Temas en este artículo: , , ,

¡Qué lindo es verte, Cabré!

Más allá de los reparos que cada uno tenga de él como persona, es indudable que, como actor, es de los mejores de su generación. “El Quilombero”, la obra que lo tiene como protagonista, es prueba de ello.

Por

Nicolás Cabré se luce en “El Quilombero”.

Podrán decir, podrán hablar, pero Nico Cabré (35) es lo más. Comienzo así porque acabo de ver “El Quilombero”, la obra de teatro que se estrenó en el Lola Membrives y que tiene a Nicolás como protagonista, rodeado de un elenco tan efectivo como talentoso. Y si me permiten, aquí conviene dividir las aguas, como cuando hablamos de Maradona. Una cosa es el profesional y otra, la persona. Podrán decir lo que quieran de Nico hombre, pero como actor, siempre fue bueno y versátil, capaz de jugar en el drama y la comedia con igual capacidad, algo que no todos los actores de su generación logran. Después, si es mujeriego, si no deja títere con cabeza, si es mal llevado con la prensa, si es
antipático, si se porta bien o mal con sus novias, conquistas, esposas, amigovias o amantes, eso va por otro carril. A mí, personalmente, siempre me gustó y me gusta verlo en tevé, más haciéndome reír que llorar, pero cuando hace lo segundo, lo compro, como lo compré cuando, jovencito, en el 2000, hizo “El Cartero” en teatro y, cuando, ya mayor, lo pusieron de futbolista en “Botineras”, ficción que no llegué ni a alquilar, pero no por él, sino por el libro que nunca me terminó de convencer. Y ni hablar de cuando, otra vez en las tablas, tuvo un mano a mano impecable junto al gran Alfredo Alcón –que siempre alabó su talento– en “El Gran Regreso”. Claro que como comediante, sacó chapa en la usina Pol-Ka, donde, entre otras tiras y unitarios en los que participó, se puso a los jovencitos de ambos sexos en el bolsillo con su inolvidable personaje de “Son Amores” y, más aún, con el de “Sin Código”, con escenas desopilantes que hicieron de cada una de sus apariciones, el deleite de chicos y grandes.

Mucho de ese Nico hay en la puesta que hoy dirige el cada vez más afianzado en ese rubro, Arturo Puig (“Le Prenom”, “Lluvia de Plata”, “Piel de Judas”). Imposible no recordar a aquel Axel Etcheverry de El Trece al ver la escena en la que Pignón (Cabré) habla o intenta hablar por celular con su ex, Luisa (Mercedes Oviedo) cuando, en un cuarto de hotel, hace las mil y una para intentar suicidarse. Todo, con un desgaste físico notable y sacándose chispas con el enorme Luis Ziembrowski (Ralph), un asesino a sueldo que, en el cuarto contiguo, intenta dispararle por la ventana a un acusado que llegará a declarar al Palacio de Tribunales que está enfrente.

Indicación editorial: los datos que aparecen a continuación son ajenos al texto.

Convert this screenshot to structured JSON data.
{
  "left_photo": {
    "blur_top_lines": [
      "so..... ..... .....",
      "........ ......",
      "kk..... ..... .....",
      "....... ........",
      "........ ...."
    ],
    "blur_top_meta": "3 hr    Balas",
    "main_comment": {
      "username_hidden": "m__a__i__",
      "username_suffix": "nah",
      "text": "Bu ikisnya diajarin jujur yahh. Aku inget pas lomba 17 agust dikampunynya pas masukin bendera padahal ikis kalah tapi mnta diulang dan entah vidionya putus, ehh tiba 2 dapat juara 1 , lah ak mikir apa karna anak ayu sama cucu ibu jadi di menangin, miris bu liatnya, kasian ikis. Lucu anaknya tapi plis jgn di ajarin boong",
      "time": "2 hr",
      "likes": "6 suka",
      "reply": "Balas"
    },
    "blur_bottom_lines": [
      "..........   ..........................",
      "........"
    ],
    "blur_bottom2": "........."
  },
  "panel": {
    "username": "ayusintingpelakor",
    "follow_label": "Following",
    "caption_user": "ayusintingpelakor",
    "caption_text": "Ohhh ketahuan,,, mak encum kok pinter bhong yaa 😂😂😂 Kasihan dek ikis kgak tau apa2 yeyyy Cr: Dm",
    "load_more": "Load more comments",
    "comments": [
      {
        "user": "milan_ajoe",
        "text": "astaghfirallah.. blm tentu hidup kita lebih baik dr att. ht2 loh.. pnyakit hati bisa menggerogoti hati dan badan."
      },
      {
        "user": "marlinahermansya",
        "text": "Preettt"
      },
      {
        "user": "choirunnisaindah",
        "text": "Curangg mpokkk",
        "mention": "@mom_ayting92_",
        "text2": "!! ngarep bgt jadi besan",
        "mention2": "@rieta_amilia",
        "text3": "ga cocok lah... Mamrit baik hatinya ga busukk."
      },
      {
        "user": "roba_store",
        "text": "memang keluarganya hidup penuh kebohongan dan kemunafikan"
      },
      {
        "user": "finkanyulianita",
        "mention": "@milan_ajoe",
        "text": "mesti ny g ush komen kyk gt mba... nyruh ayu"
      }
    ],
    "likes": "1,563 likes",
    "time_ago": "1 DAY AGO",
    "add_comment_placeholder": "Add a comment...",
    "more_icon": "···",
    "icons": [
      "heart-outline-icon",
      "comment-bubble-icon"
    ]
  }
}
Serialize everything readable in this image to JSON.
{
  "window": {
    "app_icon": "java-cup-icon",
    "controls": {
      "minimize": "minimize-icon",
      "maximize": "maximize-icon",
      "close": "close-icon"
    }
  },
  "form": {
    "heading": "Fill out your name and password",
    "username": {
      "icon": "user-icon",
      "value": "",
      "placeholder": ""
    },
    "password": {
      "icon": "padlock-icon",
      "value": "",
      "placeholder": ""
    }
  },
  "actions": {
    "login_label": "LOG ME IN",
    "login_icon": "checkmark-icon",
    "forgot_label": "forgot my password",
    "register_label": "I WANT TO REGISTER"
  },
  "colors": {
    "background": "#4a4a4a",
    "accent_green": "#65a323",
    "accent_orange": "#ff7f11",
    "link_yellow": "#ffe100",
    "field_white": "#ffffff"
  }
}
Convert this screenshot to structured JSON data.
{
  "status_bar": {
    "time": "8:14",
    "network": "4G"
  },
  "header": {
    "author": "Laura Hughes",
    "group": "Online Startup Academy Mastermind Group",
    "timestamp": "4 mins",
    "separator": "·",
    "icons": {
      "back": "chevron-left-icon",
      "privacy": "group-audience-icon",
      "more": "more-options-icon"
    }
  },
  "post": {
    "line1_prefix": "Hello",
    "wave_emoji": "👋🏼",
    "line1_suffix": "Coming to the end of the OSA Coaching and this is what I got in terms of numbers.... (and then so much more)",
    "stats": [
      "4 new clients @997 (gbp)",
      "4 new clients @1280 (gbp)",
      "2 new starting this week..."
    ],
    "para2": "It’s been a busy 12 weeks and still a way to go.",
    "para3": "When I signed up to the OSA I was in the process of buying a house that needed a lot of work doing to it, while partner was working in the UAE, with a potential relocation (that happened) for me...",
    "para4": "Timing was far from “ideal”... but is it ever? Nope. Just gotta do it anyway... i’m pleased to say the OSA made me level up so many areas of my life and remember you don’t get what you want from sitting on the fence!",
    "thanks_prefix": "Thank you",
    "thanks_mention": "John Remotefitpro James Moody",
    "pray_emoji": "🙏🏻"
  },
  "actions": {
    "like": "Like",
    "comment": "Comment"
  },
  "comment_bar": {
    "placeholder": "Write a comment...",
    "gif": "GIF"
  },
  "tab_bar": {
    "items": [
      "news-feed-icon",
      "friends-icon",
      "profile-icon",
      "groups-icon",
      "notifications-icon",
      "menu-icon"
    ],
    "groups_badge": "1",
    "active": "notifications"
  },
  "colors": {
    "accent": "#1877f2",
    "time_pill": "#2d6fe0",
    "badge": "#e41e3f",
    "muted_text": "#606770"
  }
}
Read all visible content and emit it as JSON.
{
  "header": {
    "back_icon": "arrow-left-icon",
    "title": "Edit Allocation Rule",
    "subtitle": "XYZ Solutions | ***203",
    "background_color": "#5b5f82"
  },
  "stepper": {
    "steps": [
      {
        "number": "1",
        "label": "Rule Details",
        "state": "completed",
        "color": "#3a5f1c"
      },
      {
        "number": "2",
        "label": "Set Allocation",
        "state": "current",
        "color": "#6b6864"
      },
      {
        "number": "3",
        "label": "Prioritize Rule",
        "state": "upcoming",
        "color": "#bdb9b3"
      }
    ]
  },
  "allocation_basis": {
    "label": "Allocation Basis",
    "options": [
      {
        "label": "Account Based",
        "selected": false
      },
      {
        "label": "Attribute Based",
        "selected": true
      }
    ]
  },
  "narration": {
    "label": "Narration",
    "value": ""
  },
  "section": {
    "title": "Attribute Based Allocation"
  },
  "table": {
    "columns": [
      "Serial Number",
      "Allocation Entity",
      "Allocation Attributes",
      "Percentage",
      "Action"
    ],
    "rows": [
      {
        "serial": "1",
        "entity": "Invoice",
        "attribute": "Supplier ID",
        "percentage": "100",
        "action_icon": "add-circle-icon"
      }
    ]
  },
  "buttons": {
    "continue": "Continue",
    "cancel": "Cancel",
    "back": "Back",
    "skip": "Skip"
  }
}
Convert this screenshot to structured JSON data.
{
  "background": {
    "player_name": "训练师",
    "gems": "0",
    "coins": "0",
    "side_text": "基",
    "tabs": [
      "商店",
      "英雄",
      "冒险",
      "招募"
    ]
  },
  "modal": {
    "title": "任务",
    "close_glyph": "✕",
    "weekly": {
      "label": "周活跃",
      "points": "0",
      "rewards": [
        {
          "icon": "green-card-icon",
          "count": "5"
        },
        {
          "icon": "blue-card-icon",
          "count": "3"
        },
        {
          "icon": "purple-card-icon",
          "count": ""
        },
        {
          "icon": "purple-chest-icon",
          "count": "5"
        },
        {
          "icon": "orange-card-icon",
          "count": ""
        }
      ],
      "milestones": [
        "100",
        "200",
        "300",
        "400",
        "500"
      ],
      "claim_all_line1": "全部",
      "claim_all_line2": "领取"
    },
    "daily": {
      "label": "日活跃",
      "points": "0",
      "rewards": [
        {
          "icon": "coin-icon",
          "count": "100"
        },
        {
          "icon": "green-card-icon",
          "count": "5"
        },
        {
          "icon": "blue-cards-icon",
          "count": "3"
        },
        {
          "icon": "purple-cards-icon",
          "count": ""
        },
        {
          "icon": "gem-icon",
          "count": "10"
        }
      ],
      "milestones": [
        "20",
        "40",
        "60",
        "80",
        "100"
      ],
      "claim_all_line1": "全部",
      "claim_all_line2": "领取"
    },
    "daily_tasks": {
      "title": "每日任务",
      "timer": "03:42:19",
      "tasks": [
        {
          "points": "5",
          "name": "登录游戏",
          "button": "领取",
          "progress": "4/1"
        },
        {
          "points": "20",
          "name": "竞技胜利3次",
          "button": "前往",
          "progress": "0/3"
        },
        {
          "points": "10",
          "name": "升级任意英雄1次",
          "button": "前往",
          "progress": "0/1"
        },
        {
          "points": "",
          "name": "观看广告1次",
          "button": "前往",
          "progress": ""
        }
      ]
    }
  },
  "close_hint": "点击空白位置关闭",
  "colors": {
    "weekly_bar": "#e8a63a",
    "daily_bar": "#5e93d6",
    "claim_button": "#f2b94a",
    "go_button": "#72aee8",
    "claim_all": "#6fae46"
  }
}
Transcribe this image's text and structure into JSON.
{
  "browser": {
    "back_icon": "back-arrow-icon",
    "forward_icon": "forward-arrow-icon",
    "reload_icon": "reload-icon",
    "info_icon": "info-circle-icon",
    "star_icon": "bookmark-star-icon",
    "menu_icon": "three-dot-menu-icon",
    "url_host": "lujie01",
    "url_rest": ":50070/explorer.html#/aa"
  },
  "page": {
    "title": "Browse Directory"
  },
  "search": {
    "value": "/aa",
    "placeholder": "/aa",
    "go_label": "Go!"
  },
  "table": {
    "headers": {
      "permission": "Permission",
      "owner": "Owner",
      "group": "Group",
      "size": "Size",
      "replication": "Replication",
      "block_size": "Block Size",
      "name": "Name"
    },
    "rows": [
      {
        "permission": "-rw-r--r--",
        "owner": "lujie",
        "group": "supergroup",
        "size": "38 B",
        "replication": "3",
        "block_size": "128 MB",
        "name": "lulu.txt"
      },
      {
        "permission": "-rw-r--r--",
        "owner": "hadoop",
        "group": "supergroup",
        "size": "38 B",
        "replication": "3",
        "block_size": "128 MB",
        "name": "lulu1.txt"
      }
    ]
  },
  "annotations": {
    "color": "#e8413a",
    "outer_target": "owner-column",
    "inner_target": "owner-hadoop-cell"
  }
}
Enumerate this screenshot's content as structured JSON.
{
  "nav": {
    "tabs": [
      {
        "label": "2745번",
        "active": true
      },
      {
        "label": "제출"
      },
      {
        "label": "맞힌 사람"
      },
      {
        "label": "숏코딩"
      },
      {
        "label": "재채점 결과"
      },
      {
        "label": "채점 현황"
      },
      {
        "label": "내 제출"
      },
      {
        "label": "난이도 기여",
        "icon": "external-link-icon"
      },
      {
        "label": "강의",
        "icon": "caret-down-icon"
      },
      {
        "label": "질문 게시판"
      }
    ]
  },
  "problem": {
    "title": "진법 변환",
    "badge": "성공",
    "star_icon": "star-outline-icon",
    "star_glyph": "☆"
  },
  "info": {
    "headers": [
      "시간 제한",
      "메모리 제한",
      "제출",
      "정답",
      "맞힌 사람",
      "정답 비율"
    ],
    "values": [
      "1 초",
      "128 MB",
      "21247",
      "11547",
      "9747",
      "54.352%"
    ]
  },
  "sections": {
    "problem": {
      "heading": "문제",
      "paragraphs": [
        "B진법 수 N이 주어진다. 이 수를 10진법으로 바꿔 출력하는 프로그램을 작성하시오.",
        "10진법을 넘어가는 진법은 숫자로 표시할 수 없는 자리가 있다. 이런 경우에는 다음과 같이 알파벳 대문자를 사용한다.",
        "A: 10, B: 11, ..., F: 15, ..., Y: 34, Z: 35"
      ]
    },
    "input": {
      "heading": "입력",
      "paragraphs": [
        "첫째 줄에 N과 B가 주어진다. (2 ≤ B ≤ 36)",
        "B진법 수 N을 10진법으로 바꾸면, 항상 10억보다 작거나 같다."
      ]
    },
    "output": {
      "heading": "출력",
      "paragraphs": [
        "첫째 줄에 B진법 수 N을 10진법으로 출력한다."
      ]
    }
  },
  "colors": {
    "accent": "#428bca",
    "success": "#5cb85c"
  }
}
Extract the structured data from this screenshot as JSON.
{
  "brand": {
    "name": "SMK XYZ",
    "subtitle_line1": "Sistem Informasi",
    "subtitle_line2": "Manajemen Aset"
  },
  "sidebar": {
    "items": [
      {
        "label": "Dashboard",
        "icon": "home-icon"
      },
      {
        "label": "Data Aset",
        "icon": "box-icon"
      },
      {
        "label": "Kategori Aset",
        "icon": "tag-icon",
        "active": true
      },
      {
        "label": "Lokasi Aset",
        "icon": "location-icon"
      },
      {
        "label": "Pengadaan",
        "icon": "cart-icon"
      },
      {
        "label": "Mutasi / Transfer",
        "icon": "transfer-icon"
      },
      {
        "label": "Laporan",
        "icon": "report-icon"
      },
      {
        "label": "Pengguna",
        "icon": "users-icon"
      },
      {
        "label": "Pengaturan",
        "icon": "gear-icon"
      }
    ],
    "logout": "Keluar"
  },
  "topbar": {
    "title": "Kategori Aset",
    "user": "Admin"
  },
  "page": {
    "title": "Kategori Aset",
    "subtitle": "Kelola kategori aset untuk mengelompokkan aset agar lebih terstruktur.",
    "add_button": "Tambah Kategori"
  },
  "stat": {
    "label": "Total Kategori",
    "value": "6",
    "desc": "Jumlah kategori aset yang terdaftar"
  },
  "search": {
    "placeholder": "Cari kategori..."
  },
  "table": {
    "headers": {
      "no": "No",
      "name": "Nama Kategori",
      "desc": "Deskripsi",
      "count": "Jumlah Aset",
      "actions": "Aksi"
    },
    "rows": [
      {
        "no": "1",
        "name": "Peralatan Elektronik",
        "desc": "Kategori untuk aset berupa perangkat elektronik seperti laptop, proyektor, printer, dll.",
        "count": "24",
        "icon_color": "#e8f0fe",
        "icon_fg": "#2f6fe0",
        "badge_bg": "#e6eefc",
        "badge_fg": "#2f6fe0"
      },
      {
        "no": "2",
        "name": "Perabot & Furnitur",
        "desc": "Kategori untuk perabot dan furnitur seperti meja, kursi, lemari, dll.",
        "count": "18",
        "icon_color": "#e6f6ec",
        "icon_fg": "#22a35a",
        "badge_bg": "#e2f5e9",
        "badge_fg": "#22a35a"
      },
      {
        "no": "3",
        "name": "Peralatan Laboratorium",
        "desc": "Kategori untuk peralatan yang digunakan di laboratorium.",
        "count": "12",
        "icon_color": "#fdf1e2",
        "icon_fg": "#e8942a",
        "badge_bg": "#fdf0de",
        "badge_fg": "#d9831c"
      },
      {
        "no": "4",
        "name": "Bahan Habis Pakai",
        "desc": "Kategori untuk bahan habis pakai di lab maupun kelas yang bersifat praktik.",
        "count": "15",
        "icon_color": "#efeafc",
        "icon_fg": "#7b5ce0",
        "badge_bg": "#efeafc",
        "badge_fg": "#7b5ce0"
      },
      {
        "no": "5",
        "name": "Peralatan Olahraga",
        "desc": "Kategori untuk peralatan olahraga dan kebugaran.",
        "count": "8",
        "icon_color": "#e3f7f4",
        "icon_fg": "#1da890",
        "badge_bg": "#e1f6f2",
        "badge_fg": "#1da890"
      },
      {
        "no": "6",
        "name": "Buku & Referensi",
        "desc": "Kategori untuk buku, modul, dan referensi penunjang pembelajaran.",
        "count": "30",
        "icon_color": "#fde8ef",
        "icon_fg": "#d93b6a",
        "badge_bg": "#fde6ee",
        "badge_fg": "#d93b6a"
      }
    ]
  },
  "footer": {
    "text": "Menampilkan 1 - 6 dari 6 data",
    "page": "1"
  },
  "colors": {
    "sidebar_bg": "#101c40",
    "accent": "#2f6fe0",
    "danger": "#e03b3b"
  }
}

Obviamente, la obra transcurre entre el querer y el no poder de Ralph, porque el tal Pignón, fotógrafo que había ido a cubrir la llegada del detenido, le complica las cosas de tal manera que todo se entrevera en una comedia absolutamente hilarante. Llena de lugares comunes, sí, como el sketch de la foto, pero que funciona como un reloj. A ellos se suman el histrionismo del botones, en la piel de Alejandro “Huevo” Müller; el actual marido de Luisa, el siempre impecable Marcelo de Bellis (Dr. Wolf); y el infaltable policía (Mauricio Macu).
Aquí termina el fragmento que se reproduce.